A Turning Point for the Sox?

Saturday’s game at Fenway had a couple noteworthy performances. One, Jon Lester dominated the Rangers, making the AL West-leading club look like teenage girls trying to swat flies with a pencil. Through six innings of sheer excellency, Lester was perfect—surrendering no hits, no walks, while striking out ten. Ten K’s through six means Lester had more punch-outs than he had pop-outs, ground-outs, line-outs, or any other kind of outs. Only in the ninth inning did he throw his hundredth pitch—maybe Daisuke can learn a little something about efficiency from this 25 year-old. Lester finished the game going a full nine innings (Wake is the only other Sox pitcher who has pitched a complete game this year), while giving up only two hits to Michael Young (a career BA over .300), striking out eleven (one short of his career-high 12, set last week in Toronto), and giving up just one run (a a sacrifice fly in the ninth inning). After earning a 6.10 ERA through his first ten starts (3-5), Lester has allowed only two earned runs in his last two starts. This could be the spark Lester needed to jumpstart his season, as he tries to duplicate his 16-6, 3.21 ERA of 2008.
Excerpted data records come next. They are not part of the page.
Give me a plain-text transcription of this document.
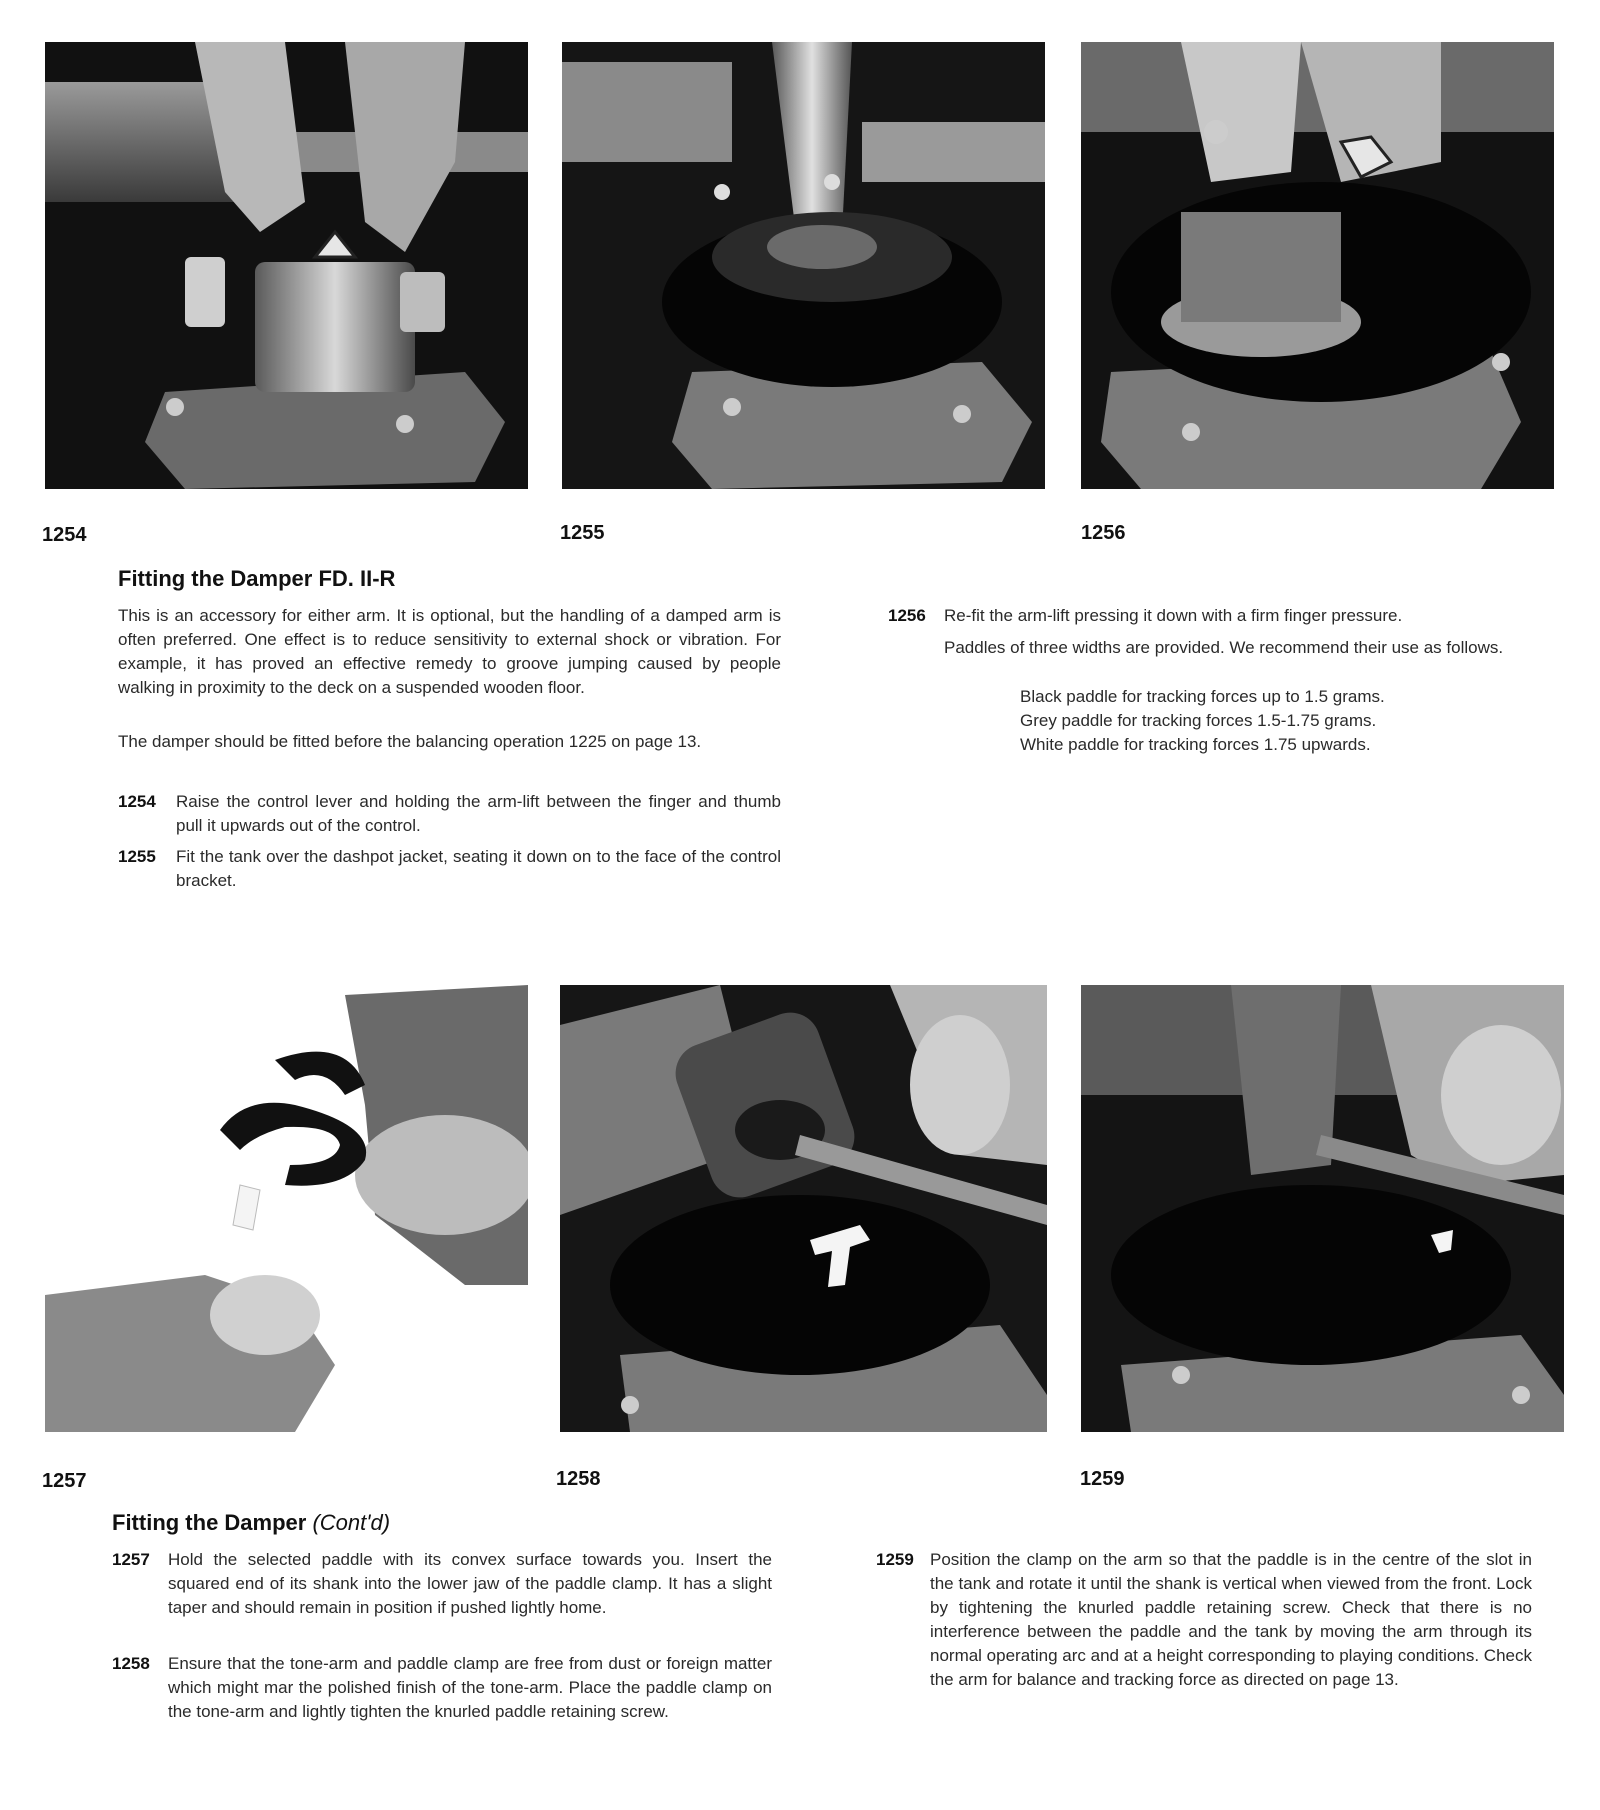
1254	1255	1256
Fitting the Damper FD. II-R

This is an accessory for either arm. It is optional, but the handling of a damped arm is often preferred. One effect is to reduce sensitivity to external shock or vibration. For example, it has proved an effective remedy to groove jumping caused by people walking in proximity to the deck on a suspended wooden floor.

The damper should be fitted before the balancing operation 1225 on page 13.

1254 Raise the control lever and holding the arm-lift between the finger and thumb pull it upwards out of the control.
1255 Fit the tank over the dashpot jacket, seating it down on to the face of the control bracket.
1256 Re-fit the arm-lift pressing it down with a firm finger pressure.

Paddles of three widths are provided. We recommend their use as follows.

Black paddle for tracking forces up to 1.5 grams.
Grey paddle for tracking forces 1.5-1.75 grams.
White paddle for tracking forces 1.75 upwards.
1257	1258	1259
Fitting the Damper (Cont'd)
1257 Hold the selected paddle with its convex surface towards you. Insert the squared end of its shank into the lower jaw of the paddle clamp. It has a slight taper and should remain in position if pushed lightly home.
1258 Ensure that the tone-arm and paddle clamp are free from dust or foreign matter which might mar the polished finish of the tone-arm. Place the paddle clamp on the tone-arm and lightly tighten the knurled paddle retaining screw.
1259 Position the clamp on the arm so that the paddle is in the centre of the slot in the tank and rotate it until the shank is vertical when viewed from the front. Lock by tightening the knurled paddle retaining screw. Check that there is no interference between the paddle and the tank by moving the arm through its normal operating arc and at a height corresponding to playing conditions. Check the arm for balance and tracking force as directed on page 13.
The other thing to take away from Saturday’s game is Ortiz’s second homer of the season. A hulking, monumental blast in the bottom of the sixth inning, the solo shot cleared the wall in front of Pesky’s Pole by no more than three feet. With no one on base, this home run barely went 300 feet: a single in any other ballpark. Is this what it’s come to, Papi? You hit the shortest home run known to man, and get a curtain call at Fenway? Only from the Fenway Faithful could such a pipsqueak home run by a guy batting .196 garner such a reaction. He finished the game going 2-3. As for this being a turning point in Ortiz’s letdown of a season/slow start, well, not yet. I’m going to need to see a little more umph from this 4-time Silver Slugger Award-winner in the upcoming home series against the Yankees to really be convinced he's back on track.